Véhicules alternatifs: tout le monde y pense, personne n'en achète

© 2013 Alain Herzog

© 2013 Alain Herzog

Les véhicules électriques et alternatifs ne dépassent pas 2,6% du marché en Suisse. Directeur adjoint du Centre de Transport de l’EPFL, Michaël Thémans évoque les raisons de ce désamour à la veille d’un «Science! on tourne» sur ce thème et du Salon international de l'automobile de Genève.

Entre véhicule électrique ou alternatif et consommateur, le courant ne passe pas. En Suisse, les ventes de voitures dites propres ne dépassent pas 2,6% du marché, dont une très faible part pour les véhicules électriques. Un chiffre misérable en regard des efforts déployés et des investissements consentis par les constructeurs automobiles pour améliorer le bilan écologique de leurs produits. Le paradoxe est d’autant plus surprenant que la protection de l’environnement arrive souvent en tête des préoccupations des Helvètes.

Alors que s’ouvre dans quelques jours la grand-messe de l’automobile à Genève, le Salon de l’auto, «Science! on tourne» se pose la question : pourquoi les véhicules électriques, efficients ou hybrides ont-il tant de difficultés à percer sur le marché ? Michaël Thémans, directeur adjoint du Centre de Transport (TraCE) de l’EPFL pose le décor.
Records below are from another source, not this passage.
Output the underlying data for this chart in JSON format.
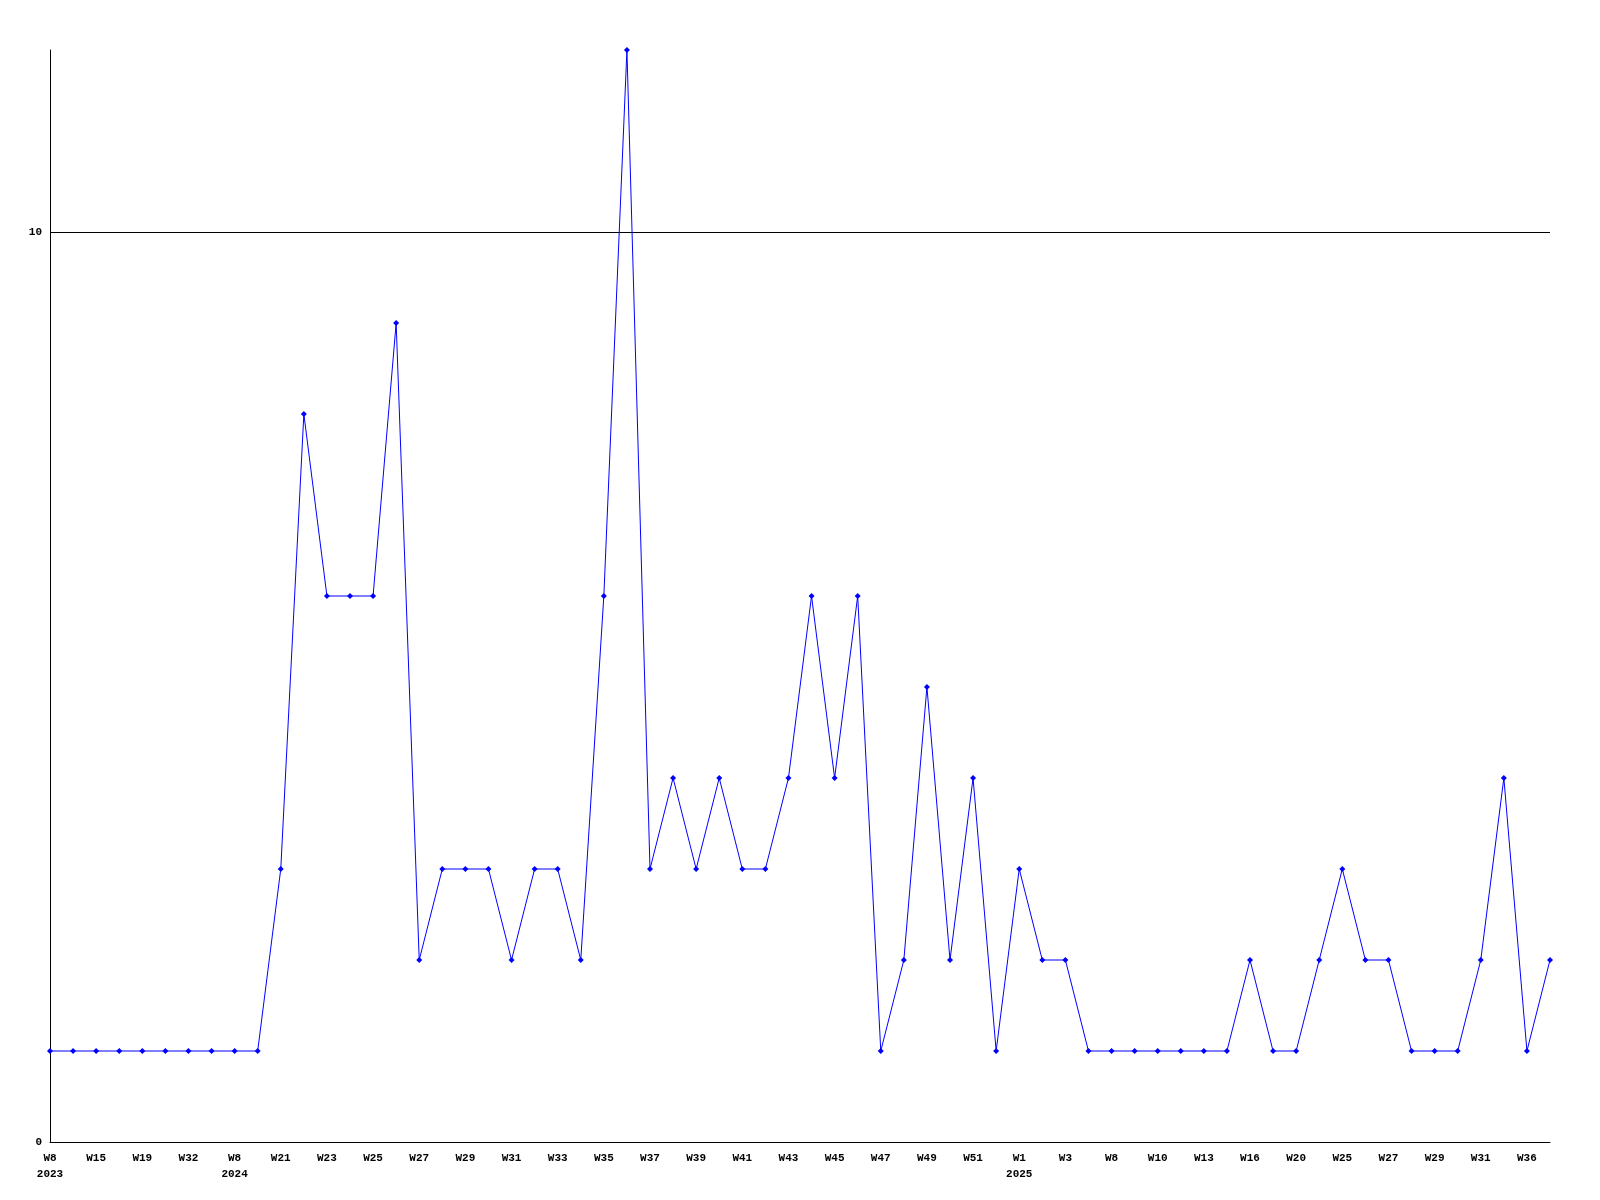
{
  "chart_data": {
    "type": "line",
    "categories": [
      "W8\n2023",
      null,
      "W15",
      null,
      "W19",
      null,
      "W32",
      null,
      "W8\n2024",
      null,
      "W21",
      null,
      "W23",
      null,
      "W25",
      null,
      "W27",
      null,
      "W29",
      null,
      "W31",
      null,
      "W33",
      null,
      "W35",
      null,
      "W37",
      null,
      "W39",
      null,
      "W41",
      null,
      "W43",
      null,
      "W45",
      null,
      "W47",
      null,
      "W49",
      null,
      "W51",
      null,
      "W1\n2025",
      null,
      "W3",
      null,
      "W8",
      null,
      "W10",
      null,
      "W13",
      null,
      "W16",
      null,
      "W20",
      null,
      "W25",
      null,
      "W27",
      null,
      "W29",
      null,
      "W31",
      null,
      "W36",
      null
    ],
    "series": [
      {
        "color": "#0000ff",
        "values": [
          1,
          1,
          1,
          1,
          1,
          1,
          1,
          1,
          1,
          1,
          3,
          8,
          6,
          6,
          6,
          9,
          2,
          3,
          3,
          3,
          2,
          3,
          3,
          2,
          6,
          12,
          3,
          4,
          3,
          4,
          3,
          3,
          4,
          6,
          4,
          6,
          1,
          2,
          5,
          2,
          4,
          1,
          3,
          2,
          2,
          1,
          1,
          1,
          1,
          1,
          1,
          1,
          2,
          1,
          1,
          2,
          3,
          2,
          2,
          1,
          1,
          1,
          2,
          4,
          1,
          2
        ]
      }
    ],
    "ylim": [
      0,
      12
    ],
    "yticks": [
      0,
      10
    ],
    "grid": "y",
    "marker": "diamond",
    "line_style": "solid"
  }
}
Sur le marché depuis près de deux décennies, la voiture alternative ne séduit pas. Est-elle invendable?
Certainement pas. Mais le marché automobile est très particulier car il touche tant des aspects économiques, que sociétaux et émotionnels. La variété de l’offre traduit la diversité des besoins et des désirs placés dans une voiture. La plupart des consommateurs cherchent un véhicule qui réponde à tous leurs besoins de mobilité. Il doit permettre de faire les trajets quotidiens, traverser le pays pour aller en vacances, évoluer facilement dans le trafic en ville, être économique, offrir une sécurité maximale… Dans leur choix, les gens renoncent souvent à considérer le véhicule électrique ou alternatif car ils pensent qu’il ne répondra à pas à tous ces critères. D’autant plus que le consommateur est a priori réticent à tout changement, comme le relèvent nos recherches.

Répond-il à tous nos critères?
Ni plus ni moins que les véhicules traditionnels. Le problème est plus large et doit être appréhendé du point de vue de la mobilité et non du produit automobile. La mobilité du futur demande un changement de mentalité qui s’articule autour de la multimodalité. On n’a pas besoin d’acheter un véhicule qui doit pouvoir en permanence tout faire mais apprendre à emprunter différents moyens de transport en fonction de ses besoins de mobilité. Dans cette optique, la voiture alternative trouve sa place dans un cocktail de mobilité multimodale et durable.

Au-delà des aspects sociétaux, le prix n’est-il pas aussi un facteur déterminant?
L’aspect financier, qui est un élément déterminant dans le processus décisionnel d’achat, pèse clairement sur les ventes. Les véhicules non conventionnels sont certes plus chers à l’achat mais le consommateur n’intègre pas toujours dans son raisonnement les coûts d’usage et d’entretien, qui peuvent être moins élevés.
En Suisse, où le parc automobile est plus jeune que celui de ses voisins européens, les véhicules alternatifs ne percent pas de façon plus importante. Peut-être est-ce parce que la Suisse est un des seuls pays en Europe où il n’existe aucune aide financière de l’Etat à l’achat d’un véhicule alternatif. En outre, le Suisse est plutôt friand de grosses cylindrées qui ne sont pas offertes dans la gamme des véhicules électriques.

Le consommateur entretient aussi des doutes sur les aspects réellement écologiques de la voiture verte. Est-ce justifié?
Il est évident que le bilan énergétique doit englober non seulement la consommation mais aussi l’empreinte écologique de la production et du recyclage du véhicule. La filière de recyclage de ces produits est discutable parce que les quelques pourcents des éléments qui ne sont pas recyclables, dans les batteries notamment, sont les plus nocifs. Enfin, la « propreté » d’un véhicule électrique dépend aussi de la source d’énergie utilisée selon que l’électricité provient d’une centrale nucléaire, d’un barrage ou d’une usine à charbon.

Finalement, c’est le développement de toute la filière alternative - des gammes plus diversifiés de véhicules abordables, un bon réseau de bornes de recharge pour les véhicules électriques et une acceptation sociale plus large de ces produits - , qui leur permettra de prendre leur essor plus marqué.

Science! on tourne, Mercredi 27 février 2013, à 12h15 au Rolex Learning Center. Avec la participation de Michaël Thémans, Directeur adjoint du Centre de Transport (TraCE) de l’EPFL, et de Pascal Feillard, Directeur Marketing Prospectif chez PSA Peugeot-Citroën.